Hit rate refers to the proportion of individuals from a specific group who are correctly identified as belonging to that group by the analysis.

In discrimination analysis, hit rate quantifies the share of group members that the analysis correctly classifies as belonging to that group. It functions as an accuracy metric for the analysis: higher values indicate that the analysis is correctly identifying individuals from the group of interest, while lower values indicate poorer identification performance. The hit rate therefore informs the reliability of the discrimination analysis and has implications for the validity of its findings and for assessments of fairness in the evaluated practices.

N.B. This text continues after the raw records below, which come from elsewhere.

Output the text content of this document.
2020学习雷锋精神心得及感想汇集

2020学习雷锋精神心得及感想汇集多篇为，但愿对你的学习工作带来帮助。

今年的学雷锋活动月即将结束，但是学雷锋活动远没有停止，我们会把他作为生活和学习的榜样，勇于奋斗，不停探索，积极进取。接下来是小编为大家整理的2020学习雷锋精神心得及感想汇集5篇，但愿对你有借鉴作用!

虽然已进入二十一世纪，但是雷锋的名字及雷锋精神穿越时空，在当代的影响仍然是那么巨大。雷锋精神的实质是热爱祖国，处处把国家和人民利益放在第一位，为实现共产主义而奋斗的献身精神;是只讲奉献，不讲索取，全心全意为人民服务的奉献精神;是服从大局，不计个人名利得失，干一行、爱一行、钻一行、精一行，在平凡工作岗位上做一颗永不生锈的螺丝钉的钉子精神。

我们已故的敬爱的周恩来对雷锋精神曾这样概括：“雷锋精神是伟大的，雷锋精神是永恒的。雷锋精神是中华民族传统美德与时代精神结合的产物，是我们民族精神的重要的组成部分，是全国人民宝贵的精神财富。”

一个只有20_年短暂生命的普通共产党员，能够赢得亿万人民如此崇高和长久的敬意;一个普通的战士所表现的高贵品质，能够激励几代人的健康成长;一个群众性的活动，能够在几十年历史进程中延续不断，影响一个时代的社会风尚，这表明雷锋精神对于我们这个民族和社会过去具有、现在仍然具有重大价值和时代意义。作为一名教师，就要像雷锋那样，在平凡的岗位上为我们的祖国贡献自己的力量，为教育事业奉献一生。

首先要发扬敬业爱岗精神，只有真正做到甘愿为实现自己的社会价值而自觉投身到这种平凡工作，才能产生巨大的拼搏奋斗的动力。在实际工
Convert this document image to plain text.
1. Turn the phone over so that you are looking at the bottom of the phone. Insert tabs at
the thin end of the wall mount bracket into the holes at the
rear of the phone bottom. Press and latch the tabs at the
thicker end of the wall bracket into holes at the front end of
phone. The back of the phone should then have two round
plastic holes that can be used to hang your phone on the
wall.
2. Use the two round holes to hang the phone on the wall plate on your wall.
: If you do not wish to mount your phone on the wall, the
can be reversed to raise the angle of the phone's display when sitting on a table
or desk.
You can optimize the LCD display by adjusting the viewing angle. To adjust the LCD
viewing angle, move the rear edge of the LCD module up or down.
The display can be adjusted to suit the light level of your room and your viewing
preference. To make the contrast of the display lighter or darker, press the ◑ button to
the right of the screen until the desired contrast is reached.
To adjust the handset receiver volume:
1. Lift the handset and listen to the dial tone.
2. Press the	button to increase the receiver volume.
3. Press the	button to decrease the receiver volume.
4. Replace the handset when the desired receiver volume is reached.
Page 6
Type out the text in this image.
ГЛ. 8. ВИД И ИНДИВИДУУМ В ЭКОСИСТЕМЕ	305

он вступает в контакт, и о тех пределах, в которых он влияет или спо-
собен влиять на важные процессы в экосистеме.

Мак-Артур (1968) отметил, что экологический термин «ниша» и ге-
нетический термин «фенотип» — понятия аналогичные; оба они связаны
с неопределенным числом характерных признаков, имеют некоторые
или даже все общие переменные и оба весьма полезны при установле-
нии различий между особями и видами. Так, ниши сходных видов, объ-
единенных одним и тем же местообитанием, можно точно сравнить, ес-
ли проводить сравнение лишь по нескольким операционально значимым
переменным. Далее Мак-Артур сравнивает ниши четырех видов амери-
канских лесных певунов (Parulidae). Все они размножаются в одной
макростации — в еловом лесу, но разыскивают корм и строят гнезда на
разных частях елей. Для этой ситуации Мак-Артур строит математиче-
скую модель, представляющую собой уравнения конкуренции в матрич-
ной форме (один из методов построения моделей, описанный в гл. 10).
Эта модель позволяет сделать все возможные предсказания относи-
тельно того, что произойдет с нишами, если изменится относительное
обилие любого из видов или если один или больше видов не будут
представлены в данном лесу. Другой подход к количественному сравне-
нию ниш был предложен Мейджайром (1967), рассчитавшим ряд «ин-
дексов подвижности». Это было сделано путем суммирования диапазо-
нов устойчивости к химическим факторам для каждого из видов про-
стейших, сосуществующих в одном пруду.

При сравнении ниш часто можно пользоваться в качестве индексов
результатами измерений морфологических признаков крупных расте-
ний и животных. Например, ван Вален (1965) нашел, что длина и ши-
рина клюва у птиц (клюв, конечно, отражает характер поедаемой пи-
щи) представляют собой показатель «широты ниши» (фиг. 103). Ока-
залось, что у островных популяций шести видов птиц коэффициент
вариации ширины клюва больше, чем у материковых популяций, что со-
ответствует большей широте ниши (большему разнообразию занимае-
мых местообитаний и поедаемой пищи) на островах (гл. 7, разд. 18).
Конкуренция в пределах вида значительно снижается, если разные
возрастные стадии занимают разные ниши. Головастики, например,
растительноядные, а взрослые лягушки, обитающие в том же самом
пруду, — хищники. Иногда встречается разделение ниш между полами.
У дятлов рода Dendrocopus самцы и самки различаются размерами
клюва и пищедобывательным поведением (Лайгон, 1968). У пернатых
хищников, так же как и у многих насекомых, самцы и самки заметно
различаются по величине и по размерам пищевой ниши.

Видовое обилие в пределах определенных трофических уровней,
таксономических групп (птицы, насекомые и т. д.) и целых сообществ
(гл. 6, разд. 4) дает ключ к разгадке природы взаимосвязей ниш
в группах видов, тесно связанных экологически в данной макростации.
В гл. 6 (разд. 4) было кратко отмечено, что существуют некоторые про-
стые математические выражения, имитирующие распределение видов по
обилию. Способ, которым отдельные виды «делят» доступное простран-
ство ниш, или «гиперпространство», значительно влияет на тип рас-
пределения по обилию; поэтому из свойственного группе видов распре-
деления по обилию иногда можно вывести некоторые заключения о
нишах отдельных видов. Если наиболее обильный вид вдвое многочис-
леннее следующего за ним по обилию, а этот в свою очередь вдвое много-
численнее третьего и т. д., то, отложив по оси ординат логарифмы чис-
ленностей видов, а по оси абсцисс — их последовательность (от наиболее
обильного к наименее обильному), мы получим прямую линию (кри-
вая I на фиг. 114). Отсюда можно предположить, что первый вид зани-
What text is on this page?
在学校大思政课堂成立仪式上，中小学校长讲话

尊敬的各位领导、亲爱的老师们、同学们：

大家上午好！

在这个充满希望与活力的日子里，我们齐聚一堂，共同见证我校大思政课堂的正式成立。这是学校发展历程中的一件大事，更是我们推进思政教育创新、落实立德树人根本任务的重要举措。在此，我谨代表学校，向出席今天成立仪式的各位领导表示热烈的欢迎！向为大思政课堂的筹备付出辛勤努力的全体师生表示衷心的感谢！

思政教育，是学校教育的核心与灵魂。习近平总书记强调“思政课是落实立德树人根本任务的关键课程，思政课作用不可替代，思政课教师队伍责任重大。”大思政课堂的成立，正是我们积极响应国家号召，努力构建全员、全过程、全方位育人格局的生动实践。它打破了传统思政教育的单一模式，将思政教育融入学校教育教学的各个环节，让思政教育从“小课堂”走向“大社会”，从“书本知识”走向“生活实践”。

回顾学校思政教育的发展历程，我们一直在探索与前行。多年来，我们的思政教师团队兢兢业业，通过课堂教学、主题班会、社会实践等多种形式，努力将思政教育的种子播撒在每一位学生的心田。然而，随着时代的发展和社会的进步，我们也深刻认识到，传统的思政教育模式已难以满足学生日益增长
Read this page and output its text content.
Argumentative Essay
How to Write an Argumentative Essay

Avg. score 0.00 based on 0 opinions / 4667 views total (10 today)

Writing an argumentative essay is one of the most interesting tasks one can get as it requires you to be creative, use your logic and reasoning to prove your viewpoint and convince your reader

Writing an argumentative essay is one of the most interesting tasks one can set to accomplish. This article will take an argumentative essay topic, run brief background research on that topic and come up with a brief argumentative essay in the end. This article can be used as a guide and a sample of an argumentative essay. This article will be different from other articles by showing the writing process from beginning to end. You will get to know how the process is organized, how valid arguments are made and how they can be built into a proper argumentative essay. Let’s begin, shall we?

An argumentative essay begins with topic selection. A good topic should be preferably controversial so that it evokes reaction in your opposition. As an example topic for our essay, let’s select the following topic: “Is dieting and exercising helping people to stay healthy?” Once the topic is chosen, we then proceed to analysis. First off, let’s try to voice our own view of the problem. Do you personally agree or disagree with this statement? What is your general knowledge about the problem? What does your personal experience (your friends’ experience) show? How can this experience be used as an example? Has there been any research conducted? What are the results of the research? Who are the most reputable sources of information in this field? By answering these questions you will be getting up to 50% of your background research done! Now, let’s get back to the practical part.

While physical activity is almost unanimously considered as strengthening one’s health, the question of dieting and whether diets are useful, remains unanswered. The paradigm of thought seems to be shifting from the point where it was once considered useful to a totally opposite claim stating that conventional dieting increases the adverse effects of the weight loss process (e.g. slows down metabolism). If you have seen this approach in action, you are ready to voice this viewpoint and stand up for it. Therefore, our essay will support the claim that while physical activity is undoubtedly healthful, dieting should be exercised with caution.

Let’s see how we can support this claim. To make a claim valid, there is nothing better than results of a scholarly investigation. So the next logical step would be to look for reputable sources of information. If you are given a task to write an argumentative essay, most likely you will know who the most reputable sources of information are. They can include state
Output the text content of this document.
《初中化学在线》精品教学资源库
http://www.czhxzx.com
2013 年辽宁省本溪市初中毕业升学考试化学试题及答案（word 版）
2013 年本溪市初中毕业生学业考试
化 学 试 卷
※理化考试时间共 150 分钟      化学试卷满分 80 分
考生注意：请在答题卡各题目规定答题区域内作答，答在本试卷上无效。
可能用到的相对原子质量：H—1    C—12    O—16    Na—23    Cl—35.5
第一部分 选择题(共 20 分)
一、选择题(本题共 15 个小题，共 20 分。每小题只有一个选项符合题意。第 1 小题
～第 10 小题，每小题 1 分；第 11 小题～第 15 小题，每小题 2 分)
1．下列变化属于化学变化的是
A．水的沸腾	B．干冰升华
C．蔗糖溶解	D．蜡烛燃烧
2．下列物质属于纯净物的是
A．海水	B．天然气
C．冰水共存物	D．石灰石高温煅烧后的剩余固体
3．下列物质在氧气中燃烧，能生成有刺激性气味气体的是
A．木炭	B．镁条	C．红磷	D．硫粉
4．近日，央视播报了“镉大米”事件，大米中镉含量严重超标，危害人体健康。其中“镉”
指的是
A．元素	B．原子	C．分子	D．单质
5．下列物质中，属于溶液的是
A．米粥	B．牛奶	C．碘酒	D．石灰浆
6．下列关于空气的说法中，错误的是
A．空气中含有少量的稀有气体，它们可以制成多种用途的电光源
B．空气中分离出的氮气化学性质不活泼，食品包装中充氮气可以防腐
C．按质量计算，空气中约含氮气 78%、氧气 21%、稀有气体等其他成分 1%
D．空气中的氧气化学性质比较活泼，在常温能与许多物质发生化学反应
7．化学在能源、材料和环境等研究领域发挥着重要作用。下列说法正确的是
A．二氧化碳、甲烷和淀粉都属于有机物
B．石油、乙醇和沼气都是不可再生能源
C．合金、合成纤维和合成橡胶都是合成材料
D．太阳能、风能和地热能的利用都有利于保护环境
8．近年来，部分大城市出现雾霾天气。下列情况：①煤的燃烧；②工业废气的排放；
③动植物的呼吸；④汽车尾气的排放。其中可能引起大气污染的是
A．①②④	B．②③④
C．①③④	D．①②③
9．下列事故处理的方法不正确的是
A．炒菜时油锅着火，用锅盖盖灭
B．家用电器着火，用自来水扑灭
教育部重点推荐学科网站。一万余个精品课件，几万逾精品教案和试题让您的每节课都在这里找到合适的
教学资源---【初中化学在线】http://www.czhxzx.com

If a lender evaluates lending practices to determine whether loans are disproportionately denied to applicants from certain racial or ethnic groups, the hit rate is the proportion of loan applicants from each racial or ethnic group who were correctly identified as belonging to that group by the analysis.

If a company evaluates hiring processes to determine whether job applicants from certain demographic groups are disproportionately rejected, the hit rate is the proportion of job applicants from each demographic group who were correctly identified as belonging to that group by the analysis.

  • A high hit rate indicates the analysis is correctly identifying individuals from specific groups.
  • A low hit rate may indicate the analysis is not accurately identifying individuals from those groups, which can undermine the validity and usefulness of the analysis and affect judgments about fairness.